Blue Harvest

Tropical Finfish

Tropical Finfish runs a world-class marine finfish hatchery that produces high-value species of fish. The company has pioneered the culture of Grouper species in Australia and now commercially produces and grows the award winning Queensland Giant Grouper that is now fully protected in the wild. In addition, Tropical Finfish are researching husbandry techniques for the future commercial production of Gold Spot, Tiger and Coral Trout. 

Tropical Finfish Hatchery

The world-class Tropical Finfish hatchery in Cairns. Finfish is now the only breeder of Giant Grouper in Australia, and one of only a handful in the world.

Coral Trout Fingerlings

In addition to Giant Grouper, Finfish raises three other species in the Grouper family: Gold Spot, Tiger and Coral Trout. These fingerlings will soon be on their way to the Tropical Finfish grow-out facility north of Cairns.

Grouper Farming for the Future

The flesh of Giant Grouper is light in texture and taste. It sucks in flavour like a sponge, and the skin crisps nicely, allowing the flesh to keep its form when cooked. The end-result is easy on the eyes and incredible on the palette. It’s no wonder Australians are excited by the prospect of a sustainable source of this magnificent fish.

Tropical Finfish

Tropical Finfish – The Company

In 1997, Dr. Richard Knuckey hatched a plan to diversify aquaculture and protect coral reefs. He and his team would develop new broodstock techniques for Giant Grouper and other high-value species of fish. The proposal found favour in the Queensland Government, was awarded funding, and the Tropical Marine Finfish project began.

Six years later, Finfish stepped out on its own as a privately held operation. Knuckey and his team had not only reached their goal of pioneering new techniques—they had created a world-class hatchery. Finfish is now the only breeder of Giant Grouper in Australia, and one of only a handful in the world. In addition to Giant Grouper, Finfish raises three other species in the Grouper family: Gold Spot, Tiger and Coral Trout.

What does Finfish General Manager Richard Knuckey have to say about all this?

“It’s been an exciting trip; there are not many jobs that hold your interest for such a long period of time. I’ve worked on five different species, so I’m learning something new all the time. You don’t often get the opportunity to bring your research project to a commercial stage.”

Giant Grouper

What is it about Giant Grouper that has the food scene buzzing? With its yellow fins and mottled scales, this reef-dwelling giant can reach a length of three metres, a weight of 600 kilograms, and a formidable age of 50 years.
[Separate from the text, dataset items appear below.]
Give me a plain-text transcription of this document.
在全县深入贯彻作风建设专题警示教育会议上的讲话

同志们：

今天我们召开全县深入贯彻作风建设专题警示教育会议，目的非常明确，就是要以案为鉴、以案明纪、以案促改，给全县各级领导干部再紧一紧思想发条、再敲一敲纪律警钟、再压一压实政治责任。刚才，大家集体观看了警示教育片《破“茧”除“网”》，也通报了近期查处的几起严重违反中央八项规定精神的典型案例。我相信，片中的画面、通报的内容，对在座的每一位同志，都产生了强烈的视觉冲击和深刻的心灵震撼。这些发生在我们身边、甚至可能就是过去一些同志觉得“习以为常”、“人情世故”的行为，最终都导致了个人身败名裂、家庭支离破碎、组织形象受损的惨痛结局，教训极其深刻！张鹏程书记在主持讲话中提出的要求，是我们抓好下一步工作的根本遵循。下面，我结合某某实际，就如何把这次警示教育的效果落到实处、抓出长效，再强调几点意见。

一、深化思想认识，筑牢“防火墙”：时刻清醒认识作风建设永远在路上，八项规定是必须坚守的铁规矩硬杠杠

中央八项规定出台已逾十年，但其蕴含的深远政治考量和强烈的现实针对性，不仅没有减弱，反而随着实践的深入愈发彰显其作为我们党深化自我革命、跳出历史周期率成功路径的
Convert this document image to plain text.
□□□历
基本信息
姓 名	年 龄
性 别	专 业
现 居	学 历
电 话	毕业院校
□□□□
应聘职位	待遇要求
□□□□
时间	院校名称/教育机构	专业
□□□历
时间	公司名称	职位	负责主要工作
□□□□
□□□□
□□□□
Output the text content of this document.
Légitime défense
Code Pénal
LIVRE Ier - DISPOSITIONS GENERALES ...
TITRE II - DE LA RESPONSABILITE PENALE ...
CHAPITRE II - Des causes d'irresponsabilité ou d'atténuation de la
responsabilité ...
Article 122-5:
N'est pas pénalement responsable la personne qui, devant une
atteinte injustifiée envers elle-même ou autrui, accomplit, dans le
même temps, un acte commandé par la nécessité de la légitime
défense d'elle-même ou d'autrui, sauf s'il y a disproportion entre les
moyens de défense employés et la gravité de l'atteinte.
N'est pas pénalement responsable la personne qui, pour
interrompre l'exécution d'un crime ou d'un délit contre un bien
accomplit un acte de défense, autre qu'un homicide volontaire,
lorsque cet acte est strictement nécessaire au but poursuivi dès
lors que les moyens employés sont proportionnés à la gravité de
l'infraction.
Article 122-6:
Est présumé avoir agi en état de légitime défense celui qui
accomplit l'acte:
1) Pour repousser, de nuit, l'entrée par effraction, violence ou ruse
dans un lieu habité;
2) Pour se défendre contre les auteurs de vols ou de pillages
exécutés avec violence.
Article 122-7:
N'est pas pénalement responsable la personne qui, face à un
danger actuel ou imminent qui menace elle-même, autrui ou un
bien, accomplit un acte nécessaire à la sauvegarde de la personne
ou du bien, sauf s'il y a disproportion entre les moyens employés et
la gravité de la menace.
It’s an iconic and beautiful fish—but that’s not why gourmet chefs are seeking it out.

The flesh of Giant Grouper is light in texture and taste. It sucks in flavour like a sponge, and the skin crisps nicely, allowing the flesh to keep its form when cooked. The end-result is easy on the eyes and incredible on the palette.

It’s no wonder Australians are excited by the prospect of a sustainable source. All one has to do is look to cities like Hong Kong—where a single large specimen can fetch thousands of dollars on the market—to see the culinary and commercial potential of Giant Grouper.

But you don’t need to travel overseas, book an expensive table and feel guilty about consuming a vulnerable species. High-end restaurants in Melbourne and Sydney are already enticing diners with mouth-watering Giant Grouper dishes, all sourced right here in Australia.

From hatchery to plate

Giant Grouper is fully protected in Australia—and that’s the way it should be. Years of overfishing throughout the world have worn down the population, forcing the International Union for Conservation of Nature (IUCN) to list the species as Vulnerable.

But each year, Finfish is allowed to collect six wild specimens from the quiet town of Weipa, in the furthest reaches of Northern Queensland. These fish are carefully transported back to the hatchery in Cairns, where they are introduced as broodstock.

What happens next is a delicate process for Knuckey and his staff. Once spawned from the broodstock, eggs float to the top of the tank. These are collected, sorted for quality, and taken to the hatchery.

24 hours later, the little giants hatch. They remain in the larval stage for 40 days, after which they go to a nursery. Finally, the young fish are transported to one of two Finfish farms in Cairns and Mourilyan. This is where they mature to market size over a period of six to eight weeks.

And this is how approximately 500,000 Giant Grouper come out of the hatchery each year. The rapid maturation of Giant Grouper means that various sizes are readily available. Finfish expects their annual output to surpass two million in the next two years. If the culinary buzz is any indication, Australia’s kitchens are going to need them.

Clearly, there is commercial potential in Giant Grouper, but there is also an incredible species at risk. Finfish was designed from the ground up to source this fish ethically and sustainably—not only to provide an exciting new option for Australian tables, but also to reduce illegal fishing practices, protect the reefs where Grouper live, and contribute to the long-term preservation of the species.